What is the rowing machine?
A rowing machine is exercise equipment that’s designed to simulate the movement of rowing in water. You sit on the seat, place your feet on the footrests, and hold on to the handles, and the resistance mechanism acts like the drag of the water. Rowing machines might be called indoor rowers or ergometers.
What is the history of the rowing machine?
In the 4th century BC, Athenian admiral Chabrias introduced the first rowing machines as part of military training for inexperienced oarsmen. Chabrias built wooden rowing frames so beginners could practice their timing and technique before boarding the ship. Early rowing machines have been used since the mid-1800s, and a US patent was issued in 1872 to W.B. Curtis for a specific machine with a hydraulic design. One of the most widely known rowing machines from the 1900s was the Narragansett hydraulic rower, made in Rhode Island.
There are different types of rowing machines, and most modern indoor rowers provide resistance with a flywheel — a mechanical device that conserves angular momentum to store rotational energy.
What are the benefits?
The rowing machine is a timeless and effective way to work out. The following are some of the many benefits:
Engage major muscle groups in your arms, legs, core, and back.
Improve your strength and flexibility.
Improve your cardiovascular health and fitness.
A low-impact exercise that puts minimal stress on your joints compared to other exercises.
This machine is perfect for a home gym.
Burn more calories in less time compared to many other cardio workouts.
Enhance your endurance.
Make your routine more interesting and switch it up from the treadmill, stair climber, elliptical, or exercise bike.
Research shows that rowing five days a week for six weeks significantly reduces total body fat percentage, fat mass, and cholesterol. It also increased back strength and trunk flexion.

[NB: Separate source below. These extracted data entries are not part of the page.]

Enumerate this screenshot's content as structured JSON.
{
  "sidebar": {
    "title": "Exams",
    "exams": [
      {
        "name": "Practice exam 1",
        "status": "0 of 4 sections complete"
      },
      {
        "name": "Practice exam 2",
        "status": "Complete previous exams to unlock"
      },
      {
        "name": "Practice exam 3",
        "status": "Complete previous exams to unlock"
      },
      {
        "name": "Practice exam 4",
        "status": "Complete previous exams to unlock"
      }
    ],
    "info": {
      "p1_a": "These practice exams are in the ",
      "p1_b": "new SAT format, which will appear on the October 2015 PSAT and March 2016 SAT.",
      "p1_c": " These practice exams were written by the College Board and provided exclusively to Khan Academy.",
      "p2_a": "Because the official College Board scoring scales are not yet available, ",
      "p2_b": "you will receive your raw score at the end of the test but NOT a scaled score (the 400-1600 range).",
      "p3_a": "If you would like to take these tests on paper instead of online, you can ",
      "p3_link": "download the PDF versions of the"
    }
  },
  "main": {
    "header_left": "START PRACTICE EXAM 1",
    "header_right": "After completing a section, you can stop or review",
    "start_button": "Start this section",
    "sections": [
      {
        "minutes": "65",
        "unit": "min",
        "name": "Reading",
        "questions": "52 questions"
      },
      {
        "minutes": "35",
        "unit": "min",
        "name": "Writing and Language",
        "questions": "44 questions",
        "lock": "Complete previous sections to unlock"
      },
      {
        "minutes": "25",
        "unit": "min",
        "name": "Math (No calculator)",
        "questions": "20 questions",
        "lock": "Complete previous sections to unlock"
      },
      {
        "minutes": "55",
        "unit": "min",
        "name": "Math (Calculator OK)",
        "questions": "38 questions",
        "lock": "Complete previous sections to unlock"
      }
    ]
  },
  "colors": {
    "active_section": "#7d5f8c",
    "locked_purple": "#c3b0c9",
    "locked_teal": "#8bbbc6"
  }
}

You’re not just working your arms
Contrary to popular belief, the rowing machine doesn’t just work your arms; the rowing stroke consists of 25-35% upper body work and a surprising 65-75% leg work, according to the American Fitness Professionals Association. You’ll engage your quads, calves, glutes, pecs, arms, abs, and obliques. Your legs play a big role in the driving part of the stroke and when you’re pushing off the foot stretcher.